The vastness of the exhibition is impressive and the wealth of material has been incredibly well curated and paced. The multifaceted pieces challenge many established forms – from a video installation of Victoria Sin, a drag artist, projected onto cascades of rippling lace to the heavily stylised self-portraits of Juliana Huxtable, in which she looks like a religious icon or mythical being, because she believes that ‘marginalised groups are forced to be their own saints.’

The show is almost challengingly immersive at times: in one performance piece we are instructed to put slippers on over our shoes before walking into a giant latex structure, and for another we file into a cabin-like installation to watch a darkly disturbing film by Jenkin van Zyl (all of the sensitive content in the show is very well sign-posted).
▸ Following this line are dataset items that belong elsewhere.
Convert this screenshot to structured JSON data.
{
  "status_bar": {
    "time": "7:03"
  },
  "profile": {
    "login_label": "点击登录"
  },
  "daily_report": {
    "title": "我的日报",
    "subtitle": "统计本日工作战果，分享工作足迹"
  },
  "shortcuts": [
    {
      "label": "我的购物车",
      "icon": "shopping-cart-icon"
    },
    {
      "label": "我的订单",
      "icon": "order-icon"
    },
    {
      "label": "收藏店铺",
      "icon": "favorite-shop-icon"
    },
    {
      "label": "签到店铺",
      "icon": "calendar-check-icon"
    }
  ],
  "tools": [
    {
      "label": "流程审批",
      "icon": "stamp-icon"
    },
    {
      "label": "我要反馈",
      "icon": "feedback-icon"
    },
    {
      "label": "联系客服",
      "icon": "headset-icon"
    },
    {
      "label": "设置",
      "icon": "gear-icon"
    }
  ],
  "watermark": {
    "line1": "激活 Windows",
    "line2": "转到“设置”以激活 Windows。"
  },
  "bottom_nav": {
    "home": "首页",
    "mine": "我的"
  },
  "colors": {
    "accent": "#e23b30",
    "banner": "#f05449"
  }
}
Despite the flamboyance and playfulness of most of the pieces (as Martine Gutierrez states, ‘We’re living in an era where my existence is political… humour is my saviour), the show is haunted by the threat of violence, reminding us of the harsh and often brutal realities faced by those who do not fall in line with the gender binary. We see members of the black lesbian and transgender community in South Africa photographed by Zanele Muholi as though they are victims in a crime scene, and ‘The Memorial Dress’ by Hunter Reynolds revolves on a platform, engraved with the names of 25,000 people known to have died of AIDS-related illnesses. These are just two of many humbling and moving moments in Kiss My Genders.

Allow a couple of hours to fully delight in, absorb and digest the delights on offer at the Hayward Gallery this summer. This was a dizzying, freeing afternoon, and made for a truly engaging, soul-wrenching and regenerative experience.

Kiss My Genders until 8 September 2019.